I Need a Man...
HAPPY WEDNESDAY!!! I went to brunch Sunday with my framily and we got into a deep discussion about relationships and vulnerability; one of my favorite discussions(NOT REALLY)! Our discussion was about how hard it is for Black female millenials to relinquish control and admit we need a man. Trust me, I'm the FIRST woman to scream "I AM AN INDEPENDENT, BLACK WOMAN" and I can do it all on my own. I'm also the the woman to scream to a man he's just an asset and that I've been taking care of me and my child for a long time and if needed, I will continue to do just that. In my mind, I've always viewed vulnerability as a weakness and have always been afraid to appear anything less than a STRONG, BLACK woman in a man's eye. I always thought "needing" a man took away from the way I was perceived in his and society's eyes. No matter how much I wanted to just scream at the top of my lungs "I NEED YOU NOW," I didn't because needing A MAN meant I was losing a part of ME. Needing A MAN also meant I was showing him a side of me that I couldn't control and there's fear in the uncontrollable.
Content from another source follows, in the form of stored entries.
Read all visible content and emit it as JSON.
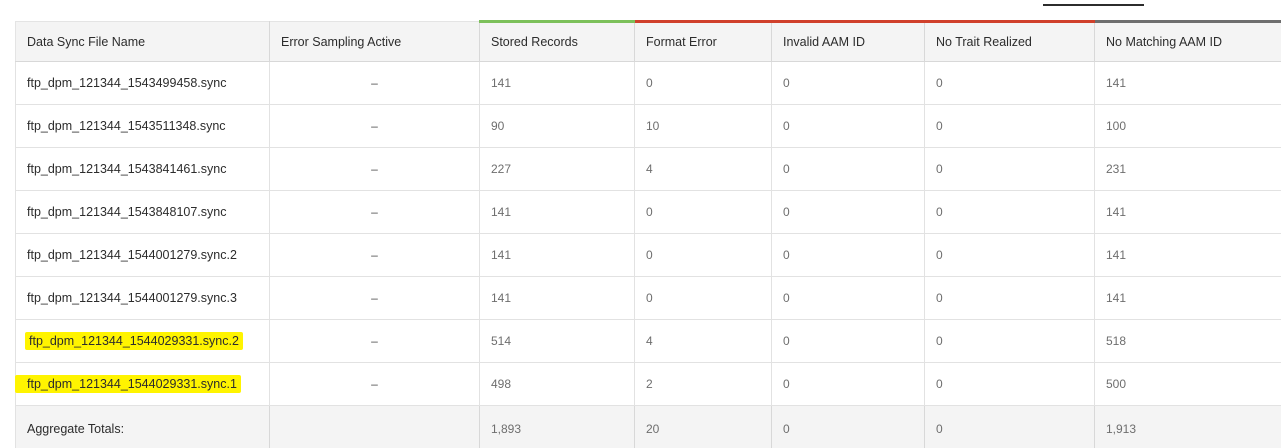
{
  "table": {
    "columns": [
      "Data Sync File Name",
      "Error Sampling Active",
      "Stored Records",
      "Format Error",
      "Invalid AAM ID",
      "No Trait Realized",
      "No Matching AAM ID"
    ],
    "column_status_colors": {
      "Stored Records": "#7cc05a",
      "Format Error": "#d0402b",
      "Invalid AAM ID": "#d0402b",
      "No Trait Realized": "#d0402b",
      "No Matching AAM ID": "#6e6e6e"
    },
    "highlight_color": "#fff400",
    "rows": [
      {
        "name": "ftp_dpm_121344_1543499458.sync",
        "sampling": "–",
        "stored": "141",
        "format_error": "0",
        "invalid_id": "0",
        "no_trait": "0",
        "no_match": "141",
        "highlighted": false
      },
      {
        "name": "ftp_dpm_121344_1543511348.sync",
        "sampling": "–",
        "stored": "90",
        "format_error": "10",
        "invalid_id": "0",
        "no_trait": "0",
        "no_match": "100",
        "highlighted": false
      },
      {
        "name": "ftp_dpm_121344_1543841461.sync",
        "sampling": "–",
        "stored": "227",
        "format_error": "4",
        "invalid_id": "0",
        "no_trait": "0",
        "no_match": "231",
        "highlighted": false
      },
      {
        "name": "ftp_dpm_121344_1543848107.sync",
        "sampling": "–",
        "stored": "141",
        "format_error": "0",
        "invalid_id": "0",
        "no_trait": "0",
        "no_match": "141",
        "highlighted": false
      },
      {
        "name": "ftp_dpm_121344_1544001279.sync.2",
        "sampling": "–",
        "stored": "141",
        "format_error": "0",
        "invalid_id": "0",
        "no_trait": "0",
        "no_match": "141",
        "highlighted": false
      },
      {
        "name": "ftp_dpm_121344_1544001279.sync.3",
        "sampling": "–",
        "stored": "141",
        "format_error": "0",
        "invalid_id": "0",
        "no_trait": "0",
        "no_match": "141",
        "highlighted": false
      },
      {
        "name": "ftp_dpm_121344_1544029331.sync.2",
        "sampling": "–",
        "stored": "514",
        "format_error": "4",
        "invalid_id": "0",
        "no_trait": "0",
        "no_match": "518",
        "highlighted": true
      },
      {
        "name": "ftp_dpm_121344_1544029331.sync.1",
        "sampling": "–",
        "stored": "498",
        "format_error": "2",
        "invalid_id": "0",
        "no_trait": "0",
        "no_match": "500",
        "highlighted": true
      }
    ],
    "totals": {
      "label": "Aggregate Totals:",
      "stored": "1,893",
      "format_error": "20",
      "invalid_id": "0",
      "no_trait": "0",
      "no_match": "1,913"
    }
  }
}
It means I'm showing him a side of me which was then open to hurt, judgement and rejection. I always felt obligated to reassure him every chance I got that I could do what needed to be done by myself if I needed to. It was my duty as a "STRONG, BLACK woman" to never show him sometimes I didn't know what the hell I was doing because it showed something I've never been comfortable with which is VULNERABILITY!
After that conversation, I reflected, realizing all my relationships with the opposite sex have failed on my end because I was so afraid to show them I needed them more than they would ever know. I was so afraid to let them know I needed them for more than just opening jars and getting things off of the highest shelf of the cabinet in the kitchen. I was afraid to tell him I needed him to affirm me by telling me I was 'beautiful.' I needed him to say it like it was my name because sometimes my insecurities would get the best of me and hearing I'm beautiful from him meant more than 1000+ likes on any social media site. I needed, sometimes, for him to just call when I got in from work because I had experienced a rough day and just hearing his voice reassured me that everything was going to be alright. I needed sometimes for him to text me "Good Morning Beautiful" because it warmed my heart to know I was the first person on his mind when he woke up.
I'm becoming more and more okay and comfortable with saying "I need a man" and not feeling like a weak woman. Not feeling like I'm giving up my power and knowing I can still be that STRONG, BEAUTIFUL woman he's proud of. I realized I don't have to remind a man of my strength! I don't have to remind him I can make overwhelming look sexy and make impossible look effortless. I'm a woman and I still roar but now with a level of vulnerability which doesn't make me any less amazing or less phenomenal.